//Le premier recteur se souvient

Le premier recteur se souvient

Dès 1959, un groupe de notables saguenéens se rassemblait sous l’appellation de Groupe Saint-Thomas afin de réclamer une université régionale. Il aura fallu le temps d’une révolution tranquille pour que l’UQAC ne voit finalement le jour en 1969, dans l’urgence caractéristique de l’implantation du réseau des universités du Québec. À 94 ans, André Desgagné, premier recteur de l’institution, garde des souvenirs très clairs des débuts de l’aventure. 

Par Stéphane Boivin 

Ce sont 857 étudiant.es qui se présentent en septembre 1969 à l’Université du Québec à Chicoutimi, alors basée au premier étage de l’ancien orphelinat de la rue Jacques-Cartier (aujourd’hui l’édifice CGI), dans des locaux vétustes mis à niveau à la hâte. Trente-et-un programmes de baccalauréat sont dès le début enseignés par une cinquantaine de professeurs.  

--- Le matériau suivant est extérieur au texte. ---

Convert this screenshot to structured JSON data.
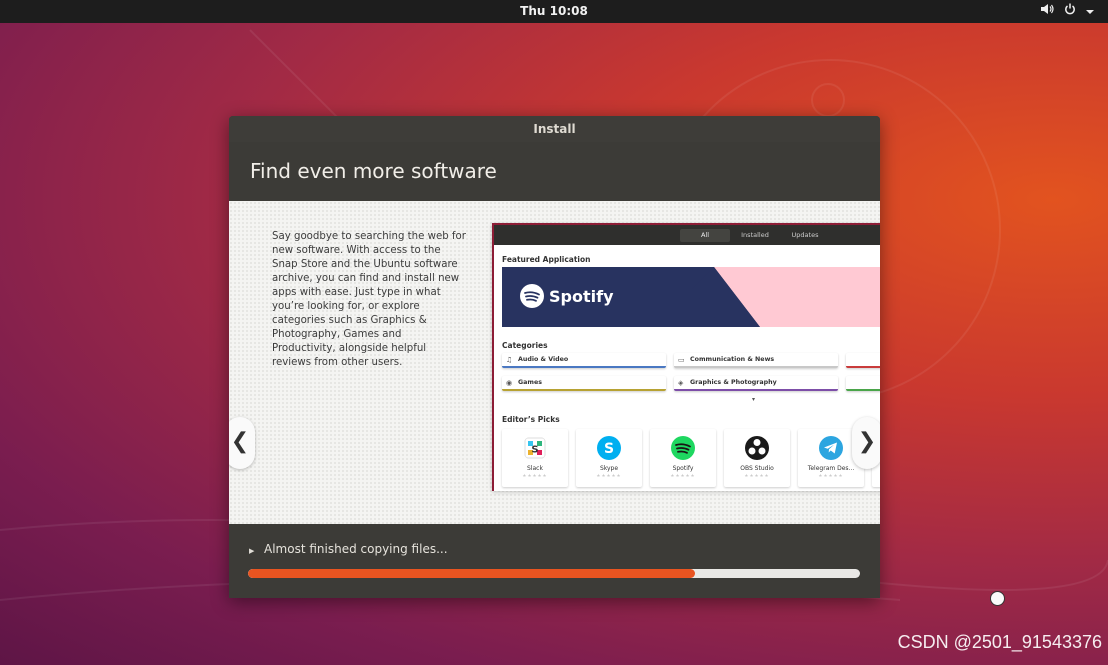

Le recteur André Desgagné au cours de son mandat (1969-1974). Photo: Courtoisie

« Le premier obstacle a été l’urgence », se souvient André Desgagné. « Je suis rentré comme recteur en avril et on devait donner les premiers cours en septembre : recruter les professeurs, autant que possible détenteurs de doctorats, regrouper la main d’œuvre puisqu’on regroupait cinq unités qui existaient déjà. Il fallait recruter ces gens, du menuisier en passant par la cuisine jusqu’aux professeurs. Au début, j’étais le seul à pouvoir le faire. J’avais les dossiers devant moi dans un petit bureau d’une aile désaffectée du cégep… » 

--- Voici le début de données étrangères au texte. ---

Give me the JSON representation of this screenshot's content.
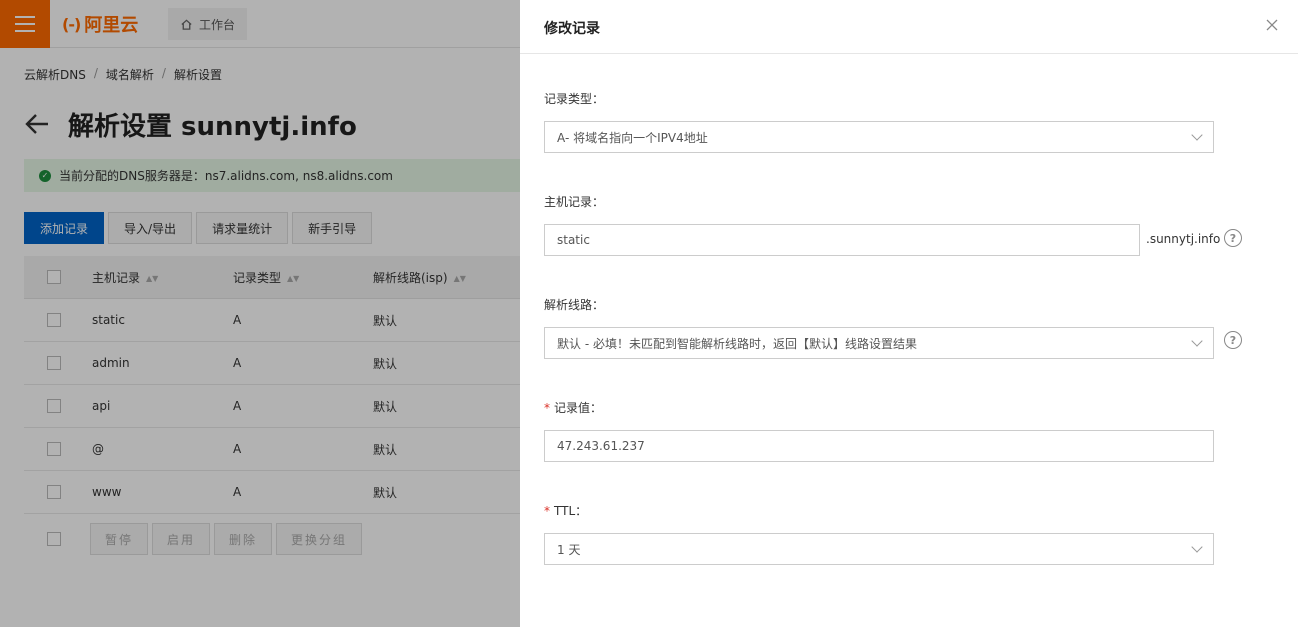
{
  "topbar": {
    "logo_text": "阿里云",
    "workbench_label": "工作台",
    "brand_color": "#ff6a00"
  },
  "breadcrumb": [
    "云解析DNS",
    "域名解析",
    "解析设置"
  ],
  "page": {
    "title": "解析设置 sunnytj.info",
    "dns_notice": "当前分配的DNS服务器是：ns7.alidns.com, ns8.alidns.com"
  },
  "toolbar": {
    "add_record": "添加记录",
    "import_export": "导入/导出",
    "request_stats": "请求量统计",
    "beginner_guide": "新手引导"
  },
  "table": {
    "headers": [
      "主机记录",
      "记录类型",
      "解析线路(isp)"
    ],
    "rows": [
      {
        "host": "static",
        "type": "A",
        "line": "默认"
      },
      {
        "host": "admin",
        "type": "A",
        "line": "默认"
      },
      {
        "host": "api",
        "type": "A",
        "line": "默认"
      },
      {
        "host": "@",
        "type": "A",
        "line": "默认"
      },
      {
        "host": "www",
        "type": "A",
        "line": "默认"
      }
    ],
    "footer_actions": [
      "暂停",
      "启用",
      "删除",
      "更换分组"
    ]
  },
  "drawer": {
    "title": "修改记录",
    "record_type_label": "记录类型：",
    "record_type_value": "A- 将域名指向一个IPV4地址",
    "host_label": "主机记录：",
    "host_value": "static",
    "host_suffix": ".sunnytj.info",
    "line_label": "解析线路：",
    "line_value": "默认 - 必填！未匹配到智能解析线路时，返回【默认】线路设置结果",
    "value_label": "记录值：",
    "value_value": "47.243.61.237",
    "ttl_label": "TTL：",
    "ttl_value": "1 天"
  }
}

Il se souvient de la grande simplicité de ces débuts où il arrivait que des candidats le prennent pour un concurrent. La rentrée de septembre 1969 s’est néanmoins déroulée comme prévu. 

« Ça a été un succès fou. Je me souviens d’avoir vu les voitures s’échelonner de l’entrée de l’université jusqu’à la rue Jacques-Cartier. J’avais été étonné de voir la première rentrée. » 

Le Pavillon principal en construction en 1973. Photo: Courtoisie

Dès 1969, l’UQAC tisse des liens avec le milieu, notamment industriel, avec la reconnaissance de la multinationale Alcan (aujourd’hui Rio Tinto) qui l’intègre à son programme de bourses. En 1970, la Fondation de l’UQAC est mise sur pied afin de financer la recherche à caractère régional. La même année, le gouvernement fait l’acquisition des terrains sur lesquels se déploiera le campus que l’on connaît.  

Université à la saguenéenne 

André Desgagné se souvient d’une population curieuse et informée. Son fort esprit régionaliste n’a pas échappé au premier recteur qui déclarait dans la revue Réseau d’octobre 1969 : « Le contexte historique, géographique et psychologique ainsi que le désir d’autonomie des professeurs se traduisent aussi par le besoin (…) de gérer l’université dans laquelle ils oeuvrent. » Une gestion participative qu’il remettait toutefois en question à la fin de son mandat en 1974. 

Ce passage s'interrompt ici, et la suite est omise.